Moradores abandonam casas em comunidade de Fortaleza após ameaças de facção
30/07/2026
(Foto: Reprodução) Moradores abandonam casas em comunidade de Fortaleza após ameaças de facção
Moradores da comunidade Barreirão, no bairro Cajazeiras, em Fortaleza, deixaram suas casas após ameaças realizadas por integrantes de uma facção criminosa que tenta dominar a região. A mudança de alguns destes moradores foi acompanhada pela Polícia Militar, entre a noite desta quarta-feira (29) e a manhã desta quinta-feira (30).
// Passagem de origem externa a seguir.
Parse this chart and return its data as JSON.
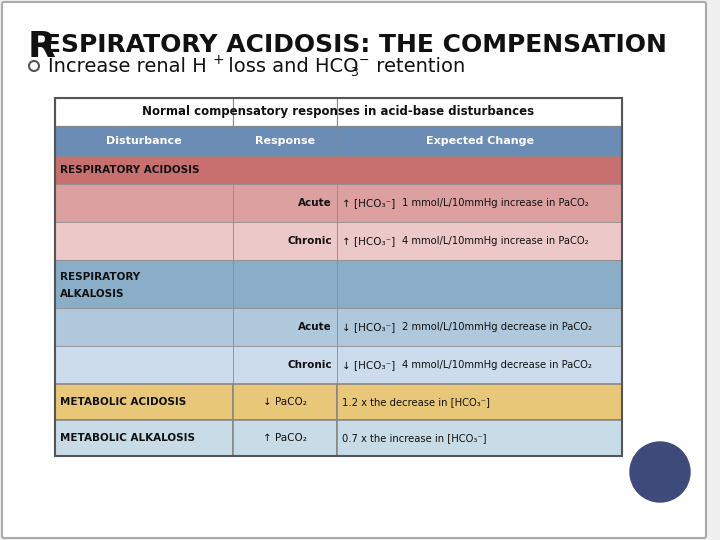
{
  "title_R": "R",
  "title_rest": "ESPIRATORY ACIDOSIS: THE COMPENSATION",
  "bullet_prefix": "Increase renal H",
  "bullet_sup": "+",
  "bullet_mid": " loss and HCO",
  "bullet_sub": "3",
  "bullet_sup2": "−",
  "bullet_suffix": " retention",
  "table_title": "Normal compensatory responses in acid-base disturbances",
  "col_headers": [
    "Disturbance",
    "Response",
    "Expected Change"
  ],
  "header_bg": "#6b8db5",
  "header_text_color": "#ffffff",
  "row_colors": {
    "resp_acidosis_header": "#c87070",
    "resp_acidosis_acute": "#dda0a0",
    "resp_acidosis_chronic": "#ecc8c8",
    "resp_alkalosis_header": "#8aaec8",
    "resp_alkalosis_acute": "#b0c8dc",
    "resp_alkalosis_chronic": "#ccdcec",
    "metabolic_acidosis": "#e8c878",
    "metabolic_alkalosis": "#c8dce8"
  },
  "slide_bg": "#f0f0f0",
  "inner_bg": "#ffffff",
  "border_color": "#aaaaaa",
  "circle_color": "#3d4a7a",
  "title_color": "#111111",
  "bullet_color": "#111111",
  "table_text_color": "#111111"
}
Conforme apuração da TV Verdes Mares, integrantes da comunidade foram ameaçados por membros da facção Comando Vermelho (CV).
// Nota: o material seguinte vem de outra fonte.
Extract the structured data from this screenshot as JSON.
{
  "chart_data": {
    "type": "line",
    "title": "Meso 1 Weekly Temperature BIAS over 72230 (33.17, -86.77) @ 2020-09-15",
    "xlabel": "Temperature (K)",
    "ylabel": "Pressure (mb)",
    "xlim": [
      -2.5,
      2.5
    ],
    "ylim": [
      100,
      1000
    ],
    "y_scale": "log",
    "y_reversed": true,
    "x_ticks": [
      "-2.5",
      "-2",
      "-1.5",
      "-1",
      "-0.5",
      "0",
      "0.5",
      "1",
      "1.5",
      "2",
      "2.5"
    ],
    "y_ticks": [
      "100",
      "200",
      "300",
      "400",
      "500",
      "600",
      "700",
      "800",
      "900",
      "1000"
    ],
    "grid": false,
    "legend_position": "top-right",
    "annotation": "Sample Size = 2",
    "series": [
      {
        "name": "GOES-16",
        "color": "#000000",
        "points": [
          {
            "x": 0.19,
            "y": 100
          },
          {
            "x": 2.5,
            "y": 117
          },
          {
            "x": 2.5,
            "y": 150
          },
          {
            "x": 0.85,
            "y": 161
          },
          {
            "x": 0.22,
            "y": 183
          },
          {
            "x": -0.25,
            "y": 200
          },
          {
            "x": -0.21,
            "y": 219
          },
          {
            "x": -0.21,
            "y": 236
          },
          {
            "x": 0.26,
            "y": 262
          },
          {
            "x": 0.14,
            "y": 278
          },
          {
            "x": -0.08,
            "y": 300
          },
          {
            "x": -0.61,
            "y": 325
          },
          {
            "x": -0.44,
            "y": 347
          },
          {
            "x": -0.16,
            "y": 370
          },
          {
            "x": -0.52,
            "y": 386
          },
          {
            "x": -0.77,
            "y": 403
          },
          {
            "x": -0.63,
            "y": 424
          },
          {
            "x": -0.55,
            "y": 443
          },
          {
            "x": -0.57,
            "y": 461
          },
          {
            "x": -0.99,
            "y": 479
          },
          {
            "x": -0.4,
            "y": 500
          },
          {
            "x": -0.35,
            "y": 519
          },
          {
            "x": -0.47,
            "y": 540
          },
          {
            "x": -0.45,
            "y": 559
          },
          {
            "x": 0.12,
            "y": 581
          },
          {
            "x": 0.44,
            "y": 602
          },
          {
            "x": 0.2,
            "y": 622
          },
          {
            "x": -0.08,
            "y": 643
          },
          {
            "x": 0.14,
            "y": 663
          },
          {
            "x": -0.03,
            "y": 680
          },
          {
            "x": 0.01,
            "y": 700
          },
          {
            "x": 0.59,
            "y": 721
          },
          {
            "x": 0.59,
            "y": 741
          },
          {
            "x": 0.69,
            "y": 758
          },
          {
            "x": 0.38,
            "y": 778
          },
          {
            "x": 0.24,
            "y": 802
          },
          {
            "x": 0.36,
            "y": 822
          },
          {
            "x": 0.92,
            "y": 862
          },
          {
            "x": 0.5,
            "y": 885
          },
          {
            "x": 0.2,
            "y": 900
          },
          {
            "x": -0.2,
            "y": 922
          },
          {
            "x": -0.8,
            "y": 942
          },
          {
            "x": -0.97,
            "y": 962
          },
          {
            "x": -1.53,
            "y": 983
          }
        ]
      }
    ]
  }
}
✅ Clique e siga o canal do g1 Ceará no WhatsApp
Em mensagens enviadas, criminosos afirmaram que estão monitorando toda a comunidade e fizeram ameaças, nomeando algumas das pessoas que estariam apoiando um grupo rival.
“Se não sair fora do Barreirão, o próximo alvo vai ser qualquer um que eu falei aí”, cita a mensagem, após a menção direta a cinco moradores.
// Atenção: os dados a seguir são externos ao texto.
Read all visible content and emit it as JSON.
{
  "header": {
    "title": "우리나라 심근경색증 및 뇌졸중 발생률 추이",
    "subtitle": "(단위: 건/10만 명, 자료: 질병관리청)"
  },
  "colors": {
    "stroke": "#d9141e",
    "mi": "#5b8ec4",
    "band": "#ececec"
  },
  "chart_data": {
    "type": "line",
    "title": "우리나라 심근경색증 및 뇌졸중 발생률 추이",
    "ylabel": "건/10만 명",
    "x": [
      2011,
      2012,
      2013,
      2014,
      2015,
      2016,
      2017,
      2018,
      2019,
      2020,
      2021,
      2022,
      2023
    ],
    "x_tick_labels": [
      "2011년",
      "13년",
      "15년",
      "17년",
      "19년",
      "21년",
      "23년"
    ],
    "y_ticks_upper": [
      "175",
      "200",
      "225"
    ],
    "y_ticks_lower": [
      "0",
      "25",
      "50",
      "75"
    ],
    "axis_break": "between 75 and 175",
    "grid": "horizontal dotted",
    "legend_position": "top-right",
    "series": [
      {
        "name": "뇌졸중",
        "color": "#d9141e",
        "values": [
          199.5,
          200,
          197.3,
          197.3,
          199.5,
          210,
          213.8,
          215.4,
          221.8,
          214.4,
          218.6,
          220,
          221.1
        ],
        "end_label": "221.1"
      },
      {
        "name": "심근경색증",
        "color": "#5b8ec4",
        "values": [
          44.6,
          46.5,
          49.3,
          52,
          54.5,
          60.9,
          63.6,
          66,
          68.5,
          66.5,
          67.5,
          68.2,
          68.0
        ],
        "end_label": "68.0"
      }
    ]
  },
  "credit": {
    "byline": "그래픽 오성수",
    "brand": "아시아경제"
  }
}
Na noite desta quarta-feira (29), um vídeo foi gravado na comunidade em que membros da facção Massa aparecem fazendo uma pichação cobrindo a sigla do Comando Vermelho. O vídeo foi divulgado com a legenda “Nossa bandeira jamais será vermelha”.
Moradores deixam casas após ameaças de organização criminosa na comunidade Barreirão, no bairro Cajazeiras
Reprodução
Investigação policial
Em nota, a Secretaria da Segurança Pública e Defesa Social informou que a Polícia Civil realiza diligências relacionadas a um deslocamento forçado registrado na região.
Conforme a pasta, todas as ações registradas que envolvem organizações criminosas são investigadas por meio da Delegacia de Repressão às Ações Criminosas Organizadas (Draco), com a realização de prisões de forma constante.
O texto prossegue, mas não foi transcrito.